Judge Urges DNA Exoneration in Mistaken Identity Case
James Curtis Giles, 53, spent 10 years of his life behind bars for a gang rape he long claimed he didn’t commit. This week, over a decade after his release from prison, a prosecutor recognized that Giles’ arrest was a case of mistaken identity, and a judge urges that he be cleared of his conviction.
If the appeals court involved in the case officially approves State District Judge Robert Francis’ recommendation, Giles will be the 13th felon in Dallas County to be exonerated with the help of DNA testing.
Mistaken Identity
Vanessa Potkin, Giles’ Innocence Project lawyer (a legal group advocating for the rights of those wrongly convicted of crimes), and the Dallas County District Attorney’s office told the court that they had obtained evidence proving Giles played no part in the 1982 gang rape of a Texan woman.

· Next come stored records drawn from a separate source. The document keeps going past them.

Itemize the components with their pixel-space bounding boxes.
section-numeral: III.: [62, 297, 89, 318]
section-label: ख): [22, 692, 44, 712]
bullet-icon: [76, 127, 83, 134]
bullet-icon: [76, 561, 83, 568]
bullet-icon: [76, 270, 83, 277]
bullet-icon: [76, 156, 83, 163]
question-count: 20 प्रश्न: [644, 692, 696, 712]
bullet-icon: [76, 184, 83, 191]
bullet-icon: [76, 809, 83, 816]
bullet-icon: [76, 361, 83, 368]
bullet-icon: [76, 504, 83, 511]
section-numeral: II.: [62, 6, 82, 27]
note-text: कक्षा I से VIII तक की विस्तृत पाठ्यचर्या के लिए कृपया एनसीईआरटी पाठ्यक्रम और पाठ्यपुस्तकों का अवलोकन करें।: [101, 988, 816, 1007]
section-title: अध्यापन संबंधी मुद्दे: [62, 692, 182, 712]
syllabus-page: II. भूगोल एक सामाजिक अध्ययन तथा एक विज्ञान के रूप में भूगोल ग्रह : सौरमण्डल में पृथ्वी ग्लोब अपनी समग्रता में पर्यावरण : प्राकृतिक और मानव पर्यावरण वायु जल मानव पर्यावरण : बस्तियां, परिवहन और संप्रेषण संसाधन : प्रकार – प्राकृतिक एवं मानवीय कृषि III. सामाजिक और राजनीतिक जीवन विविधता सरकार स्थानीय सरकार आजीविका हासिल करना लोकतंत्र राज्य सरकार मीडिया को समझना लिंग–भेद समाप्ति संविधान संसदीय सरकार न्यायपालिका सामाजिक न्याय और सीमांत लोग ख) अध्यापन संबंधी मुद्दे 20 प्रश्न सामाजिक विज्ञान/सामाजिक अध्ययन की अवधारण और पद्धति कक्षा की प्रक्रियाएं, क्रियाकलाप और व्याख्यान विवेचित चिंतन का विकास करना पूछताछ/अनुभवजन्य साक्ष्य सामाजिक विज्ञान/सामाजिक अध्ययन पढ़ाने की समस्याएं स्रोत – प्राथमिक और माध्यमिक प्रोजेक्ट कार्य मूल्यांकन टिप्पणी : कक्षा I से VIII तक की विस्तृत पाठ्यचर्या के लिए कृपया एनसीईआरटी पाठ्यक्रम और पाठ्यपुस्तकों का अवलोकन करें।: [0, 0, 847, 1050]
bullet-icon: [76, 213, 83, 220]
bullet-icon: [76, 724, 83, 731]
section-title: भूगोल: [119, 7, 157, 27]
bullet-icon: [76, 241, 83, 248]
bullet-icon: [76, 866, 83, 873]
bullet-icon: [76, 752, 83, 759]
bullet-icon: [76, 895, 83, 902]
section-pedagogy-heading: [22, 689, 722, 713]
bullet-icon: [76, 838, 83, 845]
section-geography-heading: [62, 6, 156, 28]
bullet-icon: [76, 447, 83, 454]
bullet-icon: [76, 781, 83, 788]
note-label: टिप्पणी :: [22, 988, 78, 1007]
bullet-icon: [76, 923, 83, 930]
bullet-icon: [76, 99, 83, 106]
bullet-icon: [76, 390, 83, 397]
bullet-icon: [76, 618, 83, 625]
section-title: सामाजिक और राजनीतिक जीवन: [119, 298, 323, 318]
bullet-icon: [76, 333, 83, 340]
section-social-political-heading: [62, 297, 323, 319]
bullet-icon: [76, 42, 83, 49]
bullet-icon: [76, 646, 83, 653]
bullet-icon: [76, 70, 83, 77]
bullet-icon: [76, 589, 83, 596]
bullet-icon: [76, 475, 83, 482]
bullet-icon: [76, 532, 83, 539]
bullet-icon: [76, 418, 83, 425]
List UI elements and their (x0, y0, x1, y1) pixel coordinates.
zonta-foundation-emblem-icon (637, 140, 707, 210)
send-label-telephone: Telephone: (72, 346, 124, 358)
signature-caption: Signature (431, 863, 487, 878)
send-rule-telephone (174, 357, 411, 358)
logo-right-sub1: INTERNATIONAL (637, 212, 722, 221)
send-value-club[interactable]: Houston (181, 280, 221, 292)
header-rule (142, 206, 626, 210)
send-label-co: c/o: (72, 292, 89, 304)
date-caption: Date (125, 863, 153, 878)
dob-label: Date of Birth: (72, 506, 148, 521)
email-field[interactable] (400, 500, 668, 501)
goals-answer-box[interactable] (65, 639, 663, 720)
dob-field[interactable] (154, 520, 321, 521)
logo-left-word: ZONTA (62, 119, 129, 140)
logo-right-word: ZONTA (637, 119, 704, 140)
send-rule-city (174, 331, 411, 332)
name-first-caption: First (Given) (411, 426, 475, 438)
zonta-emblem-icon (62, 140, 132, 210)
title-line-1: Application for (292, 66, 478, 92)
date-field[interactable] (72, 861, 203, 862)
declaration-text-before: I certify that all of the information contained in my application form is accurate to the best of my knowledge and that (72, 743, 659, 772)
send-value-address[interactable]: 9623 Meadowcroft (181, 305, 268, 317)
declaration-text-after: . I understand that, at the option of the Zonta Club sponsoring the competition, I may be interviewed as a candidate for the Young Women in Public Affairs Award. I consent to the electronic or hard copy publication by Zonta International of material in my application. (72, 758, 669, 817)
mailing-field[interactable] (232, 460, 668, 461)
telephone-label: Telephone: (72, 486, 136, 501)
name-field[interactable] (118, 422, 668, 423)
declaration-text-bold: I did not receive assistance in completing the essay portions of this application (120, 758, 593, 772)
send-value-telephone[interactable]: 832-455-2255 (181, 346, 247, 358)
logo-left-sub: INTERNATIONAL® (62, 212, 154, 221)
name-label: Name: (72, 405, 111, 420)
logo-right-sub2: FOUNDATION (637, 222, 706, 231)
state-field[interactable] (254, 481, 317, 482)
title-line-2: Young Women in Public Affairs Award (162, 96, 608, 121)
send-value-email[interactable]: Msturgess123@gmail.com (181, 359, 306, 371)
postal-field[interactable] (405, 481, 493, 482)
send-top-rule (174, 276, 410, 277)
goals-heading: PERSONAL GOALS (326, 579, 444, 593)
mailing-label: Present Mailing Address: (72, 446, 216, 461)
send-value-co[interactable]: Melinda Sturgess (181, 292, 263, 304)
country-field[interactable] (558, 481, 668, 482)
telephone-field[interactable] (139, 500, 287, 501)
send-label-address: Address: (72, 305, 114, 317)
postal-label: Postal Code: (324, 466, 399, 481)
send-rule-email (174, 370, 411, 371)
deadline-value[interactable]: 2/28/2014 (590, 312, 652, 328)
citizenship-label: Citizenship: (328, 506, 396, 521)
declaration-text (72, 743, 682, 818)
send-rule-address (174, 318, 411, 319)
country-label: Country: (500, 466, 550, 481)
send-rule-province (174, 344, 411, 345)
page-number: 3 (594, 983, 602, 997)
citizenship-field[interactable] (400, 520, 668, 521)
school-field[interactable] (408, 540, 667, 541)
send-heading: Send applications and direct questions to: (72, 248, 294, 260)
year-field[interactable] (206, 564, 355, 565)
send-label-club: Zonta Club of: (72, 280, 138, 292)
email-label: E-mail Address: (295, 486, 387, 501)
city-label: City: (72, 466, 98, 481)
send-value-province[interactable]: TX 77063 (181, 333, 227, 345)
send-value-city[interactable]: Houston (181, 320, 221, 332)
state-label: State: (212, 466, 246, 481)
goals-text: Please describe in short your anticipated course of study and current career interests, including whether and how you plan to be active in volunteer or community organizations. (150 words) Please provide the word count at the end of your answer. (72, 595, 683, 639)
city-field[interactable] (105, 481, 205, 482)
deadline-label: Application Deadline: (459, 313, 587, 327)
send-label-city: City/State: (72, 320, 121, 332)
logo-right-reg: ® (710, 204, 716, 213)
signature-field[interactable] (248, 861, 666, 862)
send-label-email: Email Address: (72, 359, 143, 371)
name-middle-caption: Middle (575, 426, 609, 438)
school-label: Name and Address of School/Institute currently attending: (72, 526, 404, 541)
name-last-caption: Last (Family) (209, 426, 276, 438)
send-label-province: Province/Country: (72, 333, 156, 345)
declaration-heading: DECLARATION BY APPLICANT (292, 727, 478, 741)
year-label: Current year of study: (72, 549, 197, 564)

DNA testing proved that it was a case of mistaken identity.
One man who pleaded guilty to the rape, Stanley Bryant, gave law enforcement the names of two other men involved in the crime: James Giles and Michael Brown. Both Brown and Bryant were linked to the rape through DNA evidence.
James Curtis Giles—who lived 25 miles away from the crime scene and didn’t match the victim’s description of the attacker—was eventually arrested. But it was the wrong James Giles.
Police ignored another man with the same name—James Earl Giles—that lived in the same neighborhood as the victim. The victim has only recently acknowledged that she had some doubt when identifying James Curtis Giles as one of the rapists.
Giles is scheduled to go to the state Capitol in Austin to speak on behalf of reform bills to minimize wrongful convictions in Texas.
Currently, Texas leads the country with 27 DNA exonerations—Illinois has 26. According to the Innocence Project, there have been 198 exonerations in the U.S.